The concrete output isn't a paragraph — it's a structured row per commitment: what was promised, which account, consent confirmed yes/no, who owns it, the due date, who it gets sent to, the reviewer signoff, and a hard no-auto-send rule. The manager skims the row, fixes the owner if it's wrong, approves, and the message goes out under a human name. The model drafts; it never presses send to a customer on its own.
Count promises kept, not summaries generated
The trap is measuring activity — "we summarized 200 calls this month." That number tells you nothing about whether the unhappy renewal account got its credit. Deloitte's State of AI in the Enterprise 2026 makes the same point at scale: the teams seeing real return moved past pilot vanity counts to production outcomes. For meeting follow-up, the production outcome is a kept promise.
So track four things and ignore the rest: percent of spoken commitments that ended up with a named owner and a date; median hours from call end to a reviewed, approved follow-up; the correction rate (how often the manager has to rewrite the owner, date, or commitment); and overdue-action reduction against your pre-AI baseline. Watch the correction rate especially — if managers keep fixing the same field, the problem isn't the model, it's that your CRM doesn't reliably tell anyone who owns the account. Fix the source before you bolt on more AI.
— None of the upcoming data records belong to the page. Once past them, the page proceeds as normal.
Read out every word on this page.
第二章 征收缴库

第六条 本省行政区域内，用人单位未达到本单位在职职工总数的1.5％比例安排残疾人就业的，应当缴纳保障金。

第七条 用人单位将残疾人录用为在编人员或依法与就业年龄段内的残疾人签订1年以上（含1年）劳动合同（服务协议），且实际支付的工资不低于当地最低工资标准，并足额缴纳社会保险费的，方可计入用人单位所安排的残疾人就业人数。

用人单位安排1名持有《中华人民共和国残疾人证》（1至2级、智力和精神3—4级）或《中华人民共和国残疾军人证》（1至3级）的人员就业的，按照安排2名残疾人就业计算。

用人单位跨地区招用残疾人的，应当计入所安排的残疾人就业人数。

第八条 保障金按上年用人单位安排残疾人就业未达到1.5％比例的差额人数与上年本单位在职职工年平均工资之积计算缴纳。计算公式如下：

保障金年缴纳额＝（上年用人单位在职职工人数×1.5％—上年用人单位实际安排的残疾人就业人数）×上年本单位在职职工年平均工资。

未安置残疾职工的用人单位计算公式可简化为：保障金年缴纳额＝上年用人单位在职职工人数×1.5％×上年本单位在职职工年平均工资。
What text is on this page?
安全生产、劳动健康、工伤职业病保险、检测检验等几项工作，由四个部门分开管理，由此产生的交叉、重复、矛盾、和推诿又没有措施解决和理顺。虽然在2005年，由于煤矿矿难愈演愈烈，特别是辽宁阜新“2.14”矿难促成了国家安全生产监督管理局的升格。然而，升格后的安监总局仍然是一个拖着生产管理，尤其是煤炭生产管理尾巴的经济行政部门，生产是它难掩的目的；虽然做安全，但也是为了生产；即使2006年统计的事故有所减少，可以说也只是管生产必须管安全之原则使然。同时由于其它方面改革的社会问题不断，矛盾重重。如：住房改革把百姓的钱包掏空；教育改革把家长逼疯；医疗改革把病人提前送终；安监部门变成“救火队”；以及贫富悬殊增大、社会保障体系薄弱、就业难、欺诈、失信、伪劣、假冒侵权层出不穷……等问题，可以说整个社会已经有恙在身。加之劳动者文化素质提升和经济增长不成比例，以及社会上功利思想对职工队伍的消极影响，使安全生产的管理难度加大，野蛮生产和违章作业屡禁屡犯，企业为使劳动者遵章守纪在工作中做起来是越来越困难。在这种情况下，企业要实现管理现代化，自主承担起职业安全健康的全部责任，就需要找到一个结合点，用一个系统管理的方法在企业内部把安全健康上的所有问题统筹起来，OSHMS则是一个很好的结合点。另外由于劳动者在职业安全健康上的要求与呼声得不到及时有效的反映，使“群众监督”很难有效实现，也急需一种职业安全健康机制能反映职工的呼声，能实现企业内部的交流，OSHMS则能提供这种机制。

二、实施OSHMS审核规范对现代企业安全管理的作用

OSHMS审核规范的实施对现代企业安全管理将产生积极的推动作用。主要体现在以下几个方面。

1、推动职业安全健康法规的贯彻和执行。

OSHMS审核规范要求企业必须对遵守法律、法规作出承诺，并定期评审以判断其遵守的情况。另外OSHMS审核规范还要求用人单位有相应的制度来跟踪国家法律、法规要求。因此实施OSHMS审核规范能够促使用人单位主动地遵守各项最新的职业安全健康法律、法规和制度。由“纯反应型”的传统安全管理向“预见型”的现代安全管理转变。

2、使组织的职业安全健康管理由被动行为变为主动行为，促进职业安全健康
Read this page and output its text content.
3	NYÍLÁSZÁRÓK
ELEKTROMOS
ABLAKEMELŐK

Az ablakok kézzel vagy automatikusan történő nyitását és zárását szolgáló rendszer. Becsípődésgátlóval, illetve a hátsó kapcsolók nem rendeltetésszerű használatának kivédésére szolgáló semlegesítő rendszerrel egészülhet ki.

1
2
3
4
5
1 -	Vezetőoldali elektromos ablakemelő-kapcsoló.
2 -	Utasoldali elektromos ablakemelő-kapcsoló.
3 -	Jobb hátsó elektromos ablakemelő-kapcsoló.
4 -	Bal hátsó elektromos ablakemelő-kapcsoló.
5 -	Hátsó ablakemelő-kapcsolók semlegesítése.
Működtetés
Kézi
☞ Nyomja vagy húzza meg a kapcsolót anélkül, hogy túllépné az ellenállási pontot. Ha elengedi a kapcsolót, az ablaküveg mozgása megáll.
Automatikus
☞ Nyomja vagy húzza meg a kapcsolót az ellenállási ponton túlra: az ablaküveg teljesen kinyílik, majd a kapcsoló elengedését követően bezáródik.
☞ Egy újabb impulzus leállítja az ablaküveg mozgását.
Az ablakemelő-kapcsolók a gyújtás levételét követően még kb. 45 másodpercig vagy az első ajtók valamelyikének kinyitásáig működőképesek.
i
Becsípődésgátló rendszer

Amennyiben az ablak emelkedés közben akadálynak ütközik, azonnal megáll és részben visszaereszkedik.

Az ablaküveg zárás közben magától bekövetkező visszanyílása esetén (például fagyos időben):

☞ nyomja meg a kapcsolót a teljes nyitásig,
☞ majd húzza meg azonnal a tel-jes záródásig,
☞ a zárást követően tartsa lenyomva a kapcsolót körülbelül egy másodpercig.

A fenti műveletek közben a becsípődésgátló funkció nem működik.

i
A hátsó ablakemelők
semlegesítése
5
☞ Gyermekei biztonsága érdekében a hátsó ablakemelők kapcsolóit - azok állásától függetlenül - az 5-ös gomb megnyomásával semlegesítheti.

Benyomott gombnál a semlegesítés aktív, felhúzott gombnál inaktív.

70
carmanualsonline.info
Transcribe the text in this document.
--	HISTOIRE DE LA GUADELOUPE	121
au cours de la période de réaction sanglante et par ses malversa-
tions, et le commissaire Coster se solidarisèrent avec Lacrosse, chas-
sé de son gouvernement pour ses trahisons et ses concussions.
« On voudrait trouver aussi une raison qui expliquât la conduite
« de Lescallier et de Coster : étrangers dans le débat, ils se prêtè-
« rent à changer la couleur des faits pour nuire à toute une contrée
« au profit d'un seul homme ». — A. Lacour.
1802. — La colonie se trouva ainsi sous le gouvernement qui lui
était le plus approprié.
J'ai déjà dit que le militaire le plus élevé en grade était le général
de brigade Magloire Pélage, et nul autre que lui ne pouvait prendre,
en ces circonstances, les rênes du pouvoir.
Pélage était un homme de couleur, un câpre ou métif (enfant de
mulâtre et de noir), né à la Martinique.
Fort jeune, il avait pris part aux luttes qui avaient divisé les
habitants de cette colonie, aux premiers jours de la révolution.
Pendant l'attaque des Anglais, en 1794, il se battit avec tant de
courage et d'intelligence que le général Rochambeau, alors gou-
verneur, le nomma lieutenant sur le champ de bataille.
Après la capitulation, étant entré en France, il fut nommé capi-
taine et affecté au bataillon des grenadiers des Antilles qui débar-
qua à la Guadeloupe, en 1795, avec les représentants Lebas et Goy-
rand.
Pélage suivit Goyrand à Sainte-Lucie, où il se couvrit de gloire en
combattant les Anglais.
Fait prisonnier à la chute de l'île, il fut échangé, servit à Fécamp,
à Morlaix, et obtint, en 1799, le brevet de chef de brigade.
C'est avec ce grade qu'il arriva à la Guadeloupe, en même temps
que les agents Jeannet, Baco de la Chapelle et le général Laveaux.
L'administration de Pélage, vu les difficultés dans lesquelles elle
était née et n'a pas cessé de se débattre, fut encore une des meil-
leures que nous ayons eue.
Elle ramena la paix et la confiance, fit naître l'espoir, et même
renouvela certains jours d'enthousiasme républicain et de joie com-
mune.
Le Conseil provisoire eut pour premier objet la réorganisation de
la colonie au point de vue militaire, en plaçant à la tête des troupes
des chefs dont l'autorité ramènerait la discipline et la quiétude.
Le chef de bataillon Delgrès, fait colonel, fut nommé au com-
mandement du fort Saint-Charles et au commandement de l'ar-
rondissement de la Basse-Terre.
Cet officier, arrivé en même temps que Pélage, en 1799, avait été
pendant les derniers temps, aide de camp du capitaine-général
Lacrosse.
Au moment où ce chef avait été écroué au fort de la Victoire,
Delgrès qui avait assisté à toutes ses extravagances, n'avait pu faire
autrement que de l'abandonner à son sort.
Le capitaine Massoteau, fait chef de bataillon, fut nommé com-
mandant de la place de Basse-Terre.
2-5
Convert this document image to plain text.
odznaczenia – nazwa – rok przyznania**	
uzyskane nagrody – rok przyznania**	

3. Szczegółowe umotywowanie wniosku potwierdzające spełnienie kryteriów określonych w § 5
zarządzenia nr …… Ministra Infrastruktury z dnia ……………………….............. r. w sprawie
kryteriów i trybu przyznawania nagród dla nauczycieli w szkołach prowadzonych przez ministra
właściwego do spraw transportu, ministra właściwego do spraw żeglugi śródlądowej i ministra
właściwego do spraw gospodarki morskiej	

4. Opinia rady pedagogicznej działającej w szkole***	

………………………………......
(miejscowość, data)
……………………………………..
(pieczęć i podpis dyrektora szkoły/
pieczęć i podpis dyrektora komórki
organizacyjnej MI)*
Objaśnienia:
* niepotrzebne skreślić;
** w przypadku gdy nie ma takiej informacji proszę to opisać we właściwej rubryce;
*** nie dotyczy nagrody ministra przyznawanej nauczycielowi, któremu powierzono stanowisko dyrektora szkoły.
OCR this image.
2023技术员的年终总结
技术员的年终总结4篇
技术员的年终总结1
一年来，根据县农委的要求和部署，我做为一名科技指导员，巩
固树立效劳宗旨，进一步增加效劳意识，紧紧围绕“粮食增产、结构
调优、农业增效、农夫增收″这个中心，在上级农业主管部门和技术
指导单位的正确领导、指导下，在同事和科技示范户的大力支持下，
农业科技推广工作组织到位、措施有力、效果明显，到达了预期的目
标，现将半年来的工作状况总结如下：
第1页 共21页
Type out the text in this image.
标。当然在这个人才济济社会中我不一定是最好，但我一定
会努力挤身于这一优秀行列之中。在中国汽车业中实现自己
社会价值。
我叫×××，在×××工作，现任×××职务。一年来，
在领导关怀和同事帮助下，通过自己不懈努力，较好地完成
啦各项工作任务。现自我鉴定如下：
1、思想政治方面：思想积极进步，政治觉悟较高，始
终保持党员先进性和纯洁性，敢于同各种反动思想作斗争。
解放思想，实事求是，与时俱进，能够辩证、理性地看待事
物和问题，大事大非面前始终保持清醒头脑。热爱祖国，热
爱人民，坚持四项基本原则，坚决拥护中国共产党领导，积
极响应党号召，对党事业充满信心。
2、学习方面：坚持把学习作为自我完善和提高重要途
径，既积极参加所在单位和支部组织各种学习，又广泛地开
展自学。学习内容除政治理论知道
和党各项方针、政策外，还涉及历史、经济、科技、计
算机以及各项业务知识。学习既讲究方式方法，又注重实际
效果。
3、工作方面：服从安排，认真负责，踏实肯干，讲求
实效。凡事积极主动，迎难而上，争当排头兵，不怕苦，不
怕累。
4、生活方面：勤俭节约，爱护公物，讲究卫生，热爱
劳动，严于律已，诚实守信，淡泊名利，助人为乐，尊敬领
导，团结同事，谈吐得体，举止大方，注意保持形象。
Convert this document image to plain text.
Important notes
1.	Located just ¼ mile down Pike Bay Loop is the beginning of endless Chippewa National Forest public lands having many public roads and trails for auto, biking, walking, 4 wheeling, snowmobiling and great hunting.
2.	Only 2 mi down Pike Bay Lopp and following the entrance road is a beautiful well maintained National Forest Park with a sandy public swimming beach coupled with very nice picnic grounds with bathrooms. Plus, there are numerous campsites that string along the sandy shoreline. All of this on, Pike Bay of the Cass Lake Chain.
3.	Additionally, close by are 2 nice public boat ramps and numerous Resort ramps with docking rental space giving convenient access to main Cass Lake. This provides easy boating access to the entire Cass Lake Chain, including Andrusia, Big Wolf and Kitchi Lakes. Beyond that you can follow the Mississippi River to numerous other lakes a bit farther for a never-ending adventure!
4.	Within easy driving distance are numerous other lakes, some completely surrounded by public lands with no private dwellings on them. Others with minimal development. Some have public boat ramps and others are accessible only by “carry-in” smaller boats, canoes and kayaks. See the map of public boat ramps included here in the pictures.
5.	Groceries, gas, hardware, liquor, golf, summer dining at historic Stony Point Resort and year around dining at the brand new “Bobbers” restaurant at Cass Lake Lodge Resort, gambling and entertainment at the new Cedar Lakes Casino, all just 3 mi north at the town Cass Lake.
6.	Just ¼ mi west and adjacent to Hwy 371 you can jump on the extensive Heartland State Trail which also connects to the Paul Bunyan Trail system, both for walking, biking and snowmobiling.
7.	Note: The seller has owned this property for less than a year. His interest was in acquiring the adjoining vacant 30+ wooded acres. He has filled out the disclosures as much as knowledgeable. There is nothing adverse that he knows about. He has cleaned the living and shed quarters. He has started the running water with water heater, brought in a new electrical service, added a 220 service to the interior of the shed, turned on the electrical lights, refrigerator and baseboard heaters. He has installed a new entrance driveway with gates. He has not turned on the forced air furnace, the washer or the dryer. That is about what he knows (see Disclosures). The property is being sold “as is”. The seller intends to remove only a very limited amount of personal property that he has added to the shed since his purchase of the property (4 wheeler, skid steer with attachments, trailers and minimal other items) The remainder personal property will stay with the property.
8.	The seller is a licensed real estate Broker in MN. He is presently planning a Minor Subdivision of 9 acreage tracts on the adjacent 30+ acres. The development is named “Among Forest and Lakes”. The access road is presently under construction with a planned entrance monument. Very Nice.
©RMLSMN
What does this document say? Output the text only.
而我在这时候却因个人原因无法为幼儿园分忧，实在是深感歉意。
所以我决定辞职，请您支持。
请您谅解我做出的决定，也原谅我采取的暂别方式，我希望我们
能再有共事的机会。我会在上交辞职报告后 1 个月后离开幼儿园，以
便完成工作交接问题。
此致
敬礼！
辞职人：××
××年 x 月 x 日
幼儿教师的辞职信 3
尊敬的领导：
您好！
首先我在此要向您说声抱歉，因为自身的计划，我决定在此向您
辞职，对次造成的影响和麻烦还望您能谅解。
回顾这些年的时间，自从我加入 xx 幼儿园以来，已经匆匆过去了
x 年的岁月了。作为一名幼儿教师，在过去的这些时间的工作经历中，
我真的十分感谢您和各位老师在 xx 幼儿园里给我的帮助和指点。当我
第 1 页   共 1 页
Start narrow. Pick one meeting type — routine account check-ins, not your hardest calls — and run it for a few weeks against the manual baseline. Renewal negotiations, billing disputes, and executive escalations stay out of scope at first; they carry tighter consent and approval needs, and a misfired auto-draft on a dispute call can do real damage. Before you build anything, confirm the work is even worth automating with the manual-work scoring guide, then sequence source cleanup, prototype, reviewer training, and launch using the 90-day AI implementation plan. Expand only once the credit you promise at minute 34 reliably reaches the customer by Friday.